In origine il termine eresia non aveva nessun significato negativo come invece siamo soliti attribuirgliene adesso. Il termine eresia dal greco haìresis, deriva dal verbo hairèō. Hairèō, si può tranquillamente tradurre con il termine di afferrare o prendere, ma anche con il termine di scegliere o eleggere. Quindi eretico, in senso positivo, era considerato anche chi sceglieva una scuola filosofica, ad esempio si fosse professato Pitagorico, seguace cioè di quel Piatgora che a Crotone aveva fondato la sua scuola.
Solo dopo cento anni dall’avvento del Cristianesimo si ha un’inversione di rotta sul significato di questo termine, così come avverrà per tanti altri paradigmi verbali che denotavano comportamenti differenti da quelli prescritti dall’ortodossia della Chiesa.
Ancora oggi diciamo essere eretico un pensiero fuori dal comune, un pensiero nuovo, originale che contraddice e si contrappone al pensiero unico di un dato ordine sociale convenzionale.
La storia è disseminata di eretici e di eresie, casi eclatanti e da tutti conosciuti: Galileo Galilei e Giordano Bruno, per rimanere nei confini nazionali ed in un ambito prettamente religioso.
Goya ha rappresentato graficamente un Tribunale dell’inquisizione, che ancora oggi fa rabbrividire. È una raffigurazione, comunque la si consideri, inquietante.
Metteva paura l’inquisizione allora, come hanno, con la minaccia del terrore, messo paura tutti i sistemi totalitari. Durante la dittatura cilena di Pinochet, si aggirava tra i detenuti negli stadi, l’uomo con il cappuccio: chiunque fosse stato additato, sarebbe stato torturato ed ucciso perché colluso col deposto governo di Allende. Oggi si istituiscono ovunque, nei moderni sistemi di governo, dei Ministeri che comunque li si chiami in realtà sono dei veri e propri Ministeri della Paura.
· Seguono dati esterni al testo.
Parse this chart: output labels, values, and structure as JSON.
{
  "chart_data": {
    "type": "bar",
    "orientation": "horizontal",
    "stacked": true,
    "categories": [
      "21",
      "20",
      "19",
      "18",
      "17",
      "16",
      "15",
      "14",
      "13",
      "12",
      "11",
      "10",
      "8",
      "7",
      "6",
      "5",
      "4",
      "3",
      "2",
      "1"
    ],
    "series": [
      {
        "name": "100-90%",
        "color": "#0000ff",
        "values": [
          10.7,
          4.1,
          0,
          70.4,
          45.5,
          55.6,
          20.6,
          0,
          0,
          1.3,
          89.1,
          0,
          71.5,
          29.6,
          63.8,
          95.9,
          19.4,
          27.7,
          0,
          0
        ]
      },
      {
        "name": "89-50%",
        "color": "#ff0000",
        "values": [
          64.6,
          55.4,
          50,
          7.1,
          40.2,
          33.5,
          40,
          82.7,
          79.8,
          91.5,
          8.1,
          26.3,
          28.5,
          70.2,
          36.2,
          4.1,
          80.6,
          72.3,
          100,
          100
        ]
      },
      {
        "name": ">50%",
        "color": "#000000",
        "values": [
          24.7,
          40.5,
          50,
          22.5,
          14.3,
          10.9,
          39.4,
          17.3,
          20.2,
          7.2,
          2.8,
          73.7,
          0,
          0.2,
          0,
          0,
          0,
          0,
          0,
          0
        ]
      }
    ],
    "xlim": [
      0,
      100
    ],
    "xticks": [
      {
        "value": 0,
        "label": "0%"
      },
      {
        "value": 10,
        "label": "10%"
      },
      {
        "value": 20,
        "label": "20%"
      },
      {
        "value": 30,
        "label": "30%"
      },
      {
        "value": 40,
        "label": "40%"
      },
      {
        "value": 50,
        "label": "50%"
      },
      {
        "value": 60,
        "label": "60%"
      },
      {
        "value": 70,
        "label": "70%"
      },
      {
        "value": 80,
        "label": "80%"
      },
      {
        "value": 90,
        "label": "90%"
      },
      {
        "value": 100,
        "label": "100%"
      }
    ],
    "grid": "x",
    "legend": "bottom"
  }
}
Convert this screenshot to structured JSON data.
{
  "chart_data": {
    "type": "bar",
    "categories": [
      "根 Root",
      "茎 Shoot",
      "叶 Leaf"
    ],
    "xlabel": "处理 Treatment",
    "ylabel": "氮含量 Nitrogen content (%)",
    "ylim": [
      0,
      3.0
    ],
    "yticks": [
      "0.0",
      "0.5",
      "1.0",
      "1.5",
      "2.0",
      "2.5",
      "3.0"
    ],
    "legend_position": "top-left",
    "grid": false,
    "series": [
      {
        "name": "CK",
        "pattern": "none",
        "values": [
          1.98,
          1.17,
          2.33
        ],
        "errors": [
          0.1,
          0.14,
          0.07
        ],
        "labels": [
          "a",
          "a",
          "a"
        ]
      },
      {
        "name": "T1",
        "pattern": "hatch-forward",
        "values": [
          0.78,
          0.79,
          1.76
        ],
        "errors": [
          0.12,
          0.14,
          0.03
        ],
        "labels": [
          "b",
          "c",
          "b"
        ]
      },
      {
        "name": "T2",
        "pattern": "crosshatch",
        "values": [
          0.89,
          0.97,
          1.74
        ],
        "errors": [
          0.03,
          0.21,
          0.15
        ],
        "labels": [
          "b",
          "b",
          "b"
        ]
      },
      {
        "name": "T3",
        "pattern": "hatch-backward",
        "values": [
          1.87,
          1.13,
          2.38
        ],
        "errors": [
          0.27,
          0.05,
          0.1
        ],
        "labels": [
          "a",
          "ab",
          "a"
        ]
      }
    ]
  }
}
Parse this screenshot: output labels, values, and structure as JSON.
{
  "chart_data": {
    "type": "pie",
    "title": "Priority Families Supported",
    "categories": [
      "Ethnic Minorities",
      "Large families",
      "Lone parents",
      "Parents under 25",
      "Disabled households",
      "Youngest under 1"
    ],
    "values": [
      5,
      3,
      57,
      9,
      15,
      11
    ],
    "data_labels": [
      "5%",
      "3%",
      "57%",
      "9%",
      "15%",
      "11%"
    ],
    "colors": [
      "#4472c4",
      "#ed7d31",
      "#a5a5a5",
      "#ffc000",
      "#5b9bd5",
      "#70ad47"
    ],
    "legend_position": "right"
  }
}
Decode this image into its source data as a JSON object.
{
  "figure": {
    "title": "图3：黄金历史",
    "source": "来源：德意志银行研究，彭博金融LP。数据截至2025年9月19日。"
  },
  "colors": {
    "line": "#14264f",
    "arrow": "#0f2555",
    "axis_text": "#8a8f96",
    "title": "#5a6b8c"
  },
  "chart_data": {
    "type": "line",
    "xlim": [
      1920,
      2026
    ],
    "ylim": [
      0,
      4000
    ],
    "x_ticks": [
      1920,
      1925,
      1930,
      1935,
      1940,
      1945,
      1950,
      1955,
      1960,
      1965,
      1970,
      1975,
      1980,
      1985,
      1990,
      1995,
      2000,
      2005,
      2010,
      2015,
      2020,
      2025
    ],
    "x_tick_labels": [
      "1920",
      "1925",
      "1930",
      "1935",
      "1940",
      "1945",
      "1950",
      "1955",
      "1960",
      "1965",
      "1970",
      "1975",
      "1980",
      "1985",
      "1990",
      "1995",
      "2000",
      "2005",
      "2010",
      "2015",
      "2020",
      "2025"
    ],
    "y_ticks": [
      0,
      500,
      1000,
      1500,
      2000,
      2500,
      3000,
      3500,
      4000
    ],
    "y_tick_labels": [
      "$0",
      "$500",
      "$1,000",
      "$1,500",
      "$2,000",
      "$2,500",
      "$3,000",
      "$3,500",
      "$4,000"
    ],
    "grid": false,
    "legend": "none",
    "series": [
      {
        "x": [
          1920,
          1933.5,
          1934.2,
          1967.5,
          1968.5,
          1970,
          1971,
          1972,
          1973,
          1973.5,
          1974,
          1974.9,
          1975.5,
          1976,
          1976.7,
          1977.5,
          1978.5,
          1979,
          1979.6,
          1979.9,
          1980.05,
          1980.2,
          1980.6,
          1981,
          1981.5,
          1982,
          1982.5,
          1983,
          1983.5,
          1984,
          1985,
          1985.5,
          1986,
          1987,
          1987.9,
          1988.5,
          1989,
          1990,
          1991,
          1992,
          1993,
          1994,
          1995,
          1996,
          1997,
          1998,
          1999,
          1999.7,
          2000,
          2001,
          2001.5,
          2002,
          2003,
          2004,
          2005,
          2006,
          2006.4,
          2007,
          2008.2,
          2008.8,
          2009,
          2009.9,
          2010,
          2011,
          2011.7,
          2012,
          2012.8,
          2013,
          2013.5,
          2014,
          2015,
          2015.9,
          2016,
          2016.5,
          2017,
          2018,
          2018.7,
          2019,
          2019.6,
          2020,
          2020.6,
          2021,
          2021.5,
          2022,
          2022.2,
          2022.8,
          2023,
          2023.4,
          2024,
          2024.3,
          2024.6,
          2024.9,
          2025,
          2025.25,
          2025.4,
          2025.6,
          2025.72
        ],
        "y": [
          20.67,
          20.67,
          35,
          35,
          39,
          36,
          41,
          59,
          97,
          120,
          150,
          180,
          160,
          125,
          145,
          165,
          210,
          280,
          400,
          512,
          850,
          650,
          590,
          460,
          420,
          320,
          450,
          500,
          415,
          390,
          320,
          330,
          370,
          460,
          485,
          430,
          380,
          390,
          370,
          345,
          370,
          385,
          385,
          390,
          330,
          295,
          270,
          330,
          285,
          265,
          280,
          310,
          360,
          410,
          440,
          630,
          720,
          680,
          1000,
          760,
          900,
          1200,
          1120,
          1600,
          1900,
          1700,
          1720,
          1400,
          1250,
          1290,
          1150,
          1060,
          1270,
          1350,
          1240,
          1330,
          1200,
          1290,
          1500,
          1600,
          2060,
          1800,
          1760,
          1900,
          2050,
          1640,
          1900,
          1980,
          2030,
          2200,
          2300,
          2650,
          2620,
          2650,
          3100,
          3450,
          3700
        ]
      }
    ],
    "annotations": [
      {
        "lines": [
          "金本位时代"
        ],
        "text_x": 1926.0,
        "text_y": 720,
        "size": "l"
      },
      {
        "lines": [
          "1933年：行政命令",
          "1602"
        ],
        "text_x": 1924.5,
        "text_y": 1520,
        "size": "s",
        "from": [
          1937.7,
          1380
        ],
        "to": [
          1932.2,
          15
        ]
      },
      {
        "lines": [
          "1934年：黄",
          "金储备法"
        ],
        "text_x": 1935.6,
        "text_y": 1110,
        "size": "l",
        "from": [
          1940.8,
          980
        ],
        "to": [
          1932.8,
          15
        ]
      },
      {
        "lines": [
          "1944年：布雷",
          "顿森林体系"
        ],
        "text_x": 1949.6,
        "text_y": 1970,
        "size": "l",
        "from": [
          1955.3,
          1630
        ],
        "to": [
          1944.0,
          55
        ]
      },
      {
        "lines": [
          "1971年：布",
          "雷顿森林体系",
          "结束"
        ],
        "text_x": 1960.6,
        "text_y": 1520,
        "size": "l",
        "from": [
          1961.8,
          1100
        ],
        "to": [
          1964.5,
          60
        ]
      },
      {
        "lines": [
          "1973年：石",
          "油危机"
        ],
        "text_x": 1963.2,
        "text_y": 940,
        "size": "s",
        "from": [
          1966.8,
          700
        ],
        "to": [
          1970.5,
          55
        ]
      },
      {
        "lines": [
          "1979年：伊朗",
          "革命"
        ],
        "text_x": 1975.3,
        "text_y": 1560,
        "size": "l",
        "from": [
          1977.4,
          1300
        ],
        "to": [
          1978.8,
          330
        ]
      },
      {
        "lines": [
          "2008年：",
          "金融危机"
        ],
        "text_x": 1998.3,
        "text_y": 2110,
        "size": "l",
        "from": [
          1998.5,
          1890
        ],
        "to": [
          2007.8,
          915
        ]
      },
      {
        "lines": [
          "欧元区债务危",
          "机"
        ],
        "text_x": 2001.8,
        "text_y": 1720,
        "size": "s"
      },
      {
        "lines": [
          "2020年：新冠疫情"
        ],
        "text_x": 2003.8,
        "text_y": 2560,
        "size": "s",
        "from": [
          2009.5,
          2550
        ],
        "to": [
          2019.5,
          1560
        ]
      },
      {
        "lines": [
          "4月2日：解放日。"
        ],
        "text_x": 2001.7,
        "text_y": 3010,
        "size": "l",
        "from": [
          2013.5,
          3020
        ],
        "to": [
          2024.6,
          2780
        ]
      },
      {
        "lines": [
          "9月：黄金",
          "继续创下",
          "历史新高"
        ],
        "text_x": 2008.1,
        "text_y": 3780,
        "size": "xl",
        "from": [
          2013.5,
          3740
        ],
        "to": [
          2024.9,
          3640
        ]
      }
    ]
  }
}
Cosicché diventa urgente, per evitare l’affermazione di qualsiasi forma di dittatura, politica o culturale, prendere posizione, scegliere di essere oppositivi ad un pensiero dominante, essere eretici così come lo si era nel mondo greco, dove si era eretici nel senso che si seguiva una propria condotta morale frutto di scelte filosofiche.
Giordano Bruno si è detto aveva pagato con la vita la sua eresia religiosa. Leonardo Sciascia nella sua opera “In morte dell’Inquisitore” ci descrive l’eresia di un altro monaco, suo compaesano, anch’egli bruciato al rogo, la sua eresia più che teologica è un’eresia di carattere sociale. Quest’uomo di “tenace concetto” come lo sono tutti gli uomini capaci di sostenere fino alla morte una propria autonomia di giudizio, viene preso a pretesto per affermare la necessità dell’eresia. Non solo, Sciascia elogia l’eresia, tanto da farne l’apologia.
Sono trascorsi quarant’anni da quando nel 9 maggio del 1979 comparve sul giornale L’Ora di Palermo, un articolo dal titolo: “Elogio dell’eresia”. L’intervista anticipa la pubblicazione “La Sicilia come metafora”. Il tema dell’eresia è fondamentale per comprendere tutta l’opera letteraria e politica dello scrittore racalmutese, ed è ancora oggi di una attualità sconvolgente: “l’eresia è di per sé una grande cosa, e colui che difende la propria eresia è sempre un uomo che tiene alta la dignità dell’uomo. Bisogna essere eretici, rischiare di essere eretici, se no è finita. Voi avete visto che non è stata soltanto la Chiesa cattolica ad avere paura delle eresie. E’ stato anche il Partito Comunista dell’Urss ad avere paura dell’eresia, e c’è sempre nel potere che si costituisce in fanatismo questa paura dell’eresia. Allora ogni uomo, ognuno di noi, per essere libero, per essere fedele alla propria dignità, deve essere sempre un eretico”.